Primary Sclerosing Cholangitis, Part 1: Epidemiology, Etiopathogenesis, Clinical Features, and Treatment


Primary Sclerosing Cholangitis, Part 1: Epidemiology, Etiopathogenesis, Clinical Features, and Treatment

James H Tabibian et al. Gastroenterol Hepatol (N Y).


Primary sclerosing cholangitis (PSC) is a chronic, idiopathic cholangiopathy that can progress to cirrhosis, end-stage liver disease, hepatobiliary cancer, and/or colorectal cancer. The course of PSC is often complicated by portal hypertension, symptoms of cholestasis, and recurrent bacterial cholangitis, among other conditions, with a consequent decrease in survival (median, approximately 20 years) and quality of life. The etiopathogenesis of PSC remains poorly understood, and, as such, pharmacotherapy has yet to be definitively established. Despite its rarity, PSC is the fifth leading indication for liver transplantation (LT) in the United States. Although the only intervention known to extend survival of patients with PSC, LT is costly and invasive, and recurrent PSC affects approximately 30% of LT recipients. Over the past several years, owing in part to progress in the understanding of PSC, novel pharmacotherapeutics have been developed, some of which are currently in the PSC clinical trial pipeline. Here, in the first of a 2-part series, we provide a review and update of the epidemiology, etiopathogenesis, clinical features, and treatment of PSC. The second part of the series will focus on cancer risk, prevention, and surveillance of PSC.

Keywords: Primary sclerosing cholangitis; cirrhosis; colorectal cancer; hepatobiliary cancer; inflammatory bowel disease; liver transplantation; microbiome.

Conflict of interest statement

The authors have no relevant conflicts of interest to disclose.

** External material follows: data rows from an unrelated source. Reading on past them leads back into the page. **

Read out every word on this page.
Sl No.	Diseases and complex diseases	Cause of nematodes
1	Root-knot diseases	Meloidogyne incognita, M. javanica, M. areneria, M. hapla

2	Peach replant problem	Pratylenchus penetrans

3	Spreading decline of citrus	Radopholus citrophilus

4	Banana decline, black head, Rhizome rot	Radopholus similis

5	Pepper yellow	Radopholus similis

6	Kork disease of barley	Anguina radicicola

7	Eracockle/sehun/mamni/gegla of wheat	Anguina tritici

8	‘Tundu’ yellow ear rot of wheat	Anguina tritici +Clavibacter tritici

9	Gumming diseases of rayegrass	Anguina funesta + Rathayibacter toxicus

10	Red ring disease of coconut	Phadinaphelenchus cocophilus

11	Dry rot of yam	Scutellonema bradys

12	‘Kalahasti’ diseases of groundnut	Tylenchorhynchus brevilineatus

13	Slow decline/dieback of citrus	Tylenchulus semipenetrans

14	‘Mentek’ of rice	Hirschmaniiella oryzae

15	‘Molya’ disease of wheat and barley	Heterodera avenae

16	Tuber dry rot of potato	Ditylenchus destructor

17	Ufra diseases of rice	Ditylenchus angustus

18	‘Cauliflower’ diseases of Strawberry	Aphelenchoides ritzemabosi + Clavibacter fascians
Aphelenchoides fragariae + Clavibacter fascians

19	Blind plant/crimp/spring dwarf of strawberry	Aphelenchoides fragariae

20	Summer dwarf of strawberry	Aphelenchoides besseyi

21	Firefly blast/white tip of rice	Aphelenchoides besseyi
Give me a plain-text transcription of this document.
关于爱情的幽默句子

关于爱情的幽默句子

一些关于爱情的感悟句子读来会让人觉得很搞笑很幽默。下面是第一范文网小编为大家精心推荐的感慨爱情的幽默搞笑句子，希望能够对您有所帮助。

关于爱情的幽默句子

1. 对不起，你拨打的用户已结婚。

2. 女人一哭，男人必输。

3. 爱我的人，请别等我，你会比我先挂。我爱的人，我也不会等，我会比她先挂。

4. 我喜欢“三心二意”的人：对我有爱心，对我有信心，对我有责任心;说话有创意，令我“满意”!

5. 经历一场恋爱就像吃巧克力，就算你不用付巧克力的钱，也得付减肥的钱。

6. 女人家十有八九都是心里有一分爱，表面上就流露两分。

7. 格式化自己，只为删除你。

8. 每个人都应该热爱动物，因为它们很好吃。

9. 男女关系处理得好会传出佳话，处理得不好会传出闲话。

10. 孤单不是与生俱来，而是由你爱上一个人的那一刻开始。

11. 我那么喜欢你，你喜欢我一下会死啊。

A conceptual model of the etiopathogenesis and natural history of PSC. Biliary epithelial cells (ie, cholangiocytes) exist in an environment with multiple potential etiologic mediators of hepatobiliary injury. Approximately 95% of bile acids are reabsorbed in the terminal ileum and, together with other intestinal molecules, are transported back to the liver via the enterohepatic circulation. Portal blood flows into hepatic sinusoids, wherein hepatocytes may take up and modify these molecules and secrete them into bile, which is synthesized by hepatocytes and delivered into canaliculi by means of specialized membrane transporters. Canalicular bile drains into the biliary tree and is modified by cholangiocytes as it percolates through the biliary tree. Cholangiocytes recognize (eg, through cell surface receptors) and react to various molecules and may release chemokines/cytokines, growth factors, and morphogens, initiating both autocrine and paracrine signaling cascades. With respect to the source of hepatobiliary injury, it remains uncertain whether there is (1) increased exposure to microbial molecules (eg, through the enterohepatic circulation, potentially facilitated by compromised intestinal barrier function), (2) alteration to the repertoire of microbial and other intestinal molecules (eg, due to microbial dysbiosis, xenobiotics), and/or (3) an aberrant or exaggerated cholangiocyte (or another hepatic cell) response to these molecules (eg, increased induction of cholangiocyte senescence and the senescence-associated secretory phenotype). In addition, host immunogenetics (4) likely modulate the development and/or impact of any of these variables and thus play a role in determining whether hepatobiliary injury resolves or if it persists and results in chronic disease (ie, PSC). These variables may also determine whether PSC progresses to its associated major clinical endpoints, including CCA and cirrhosis. Further investigation of the cellular, molecular, and microbial interactions and signaling represented in this figure is underway and expected to advance understanding of the etiopathogenesis of PSC.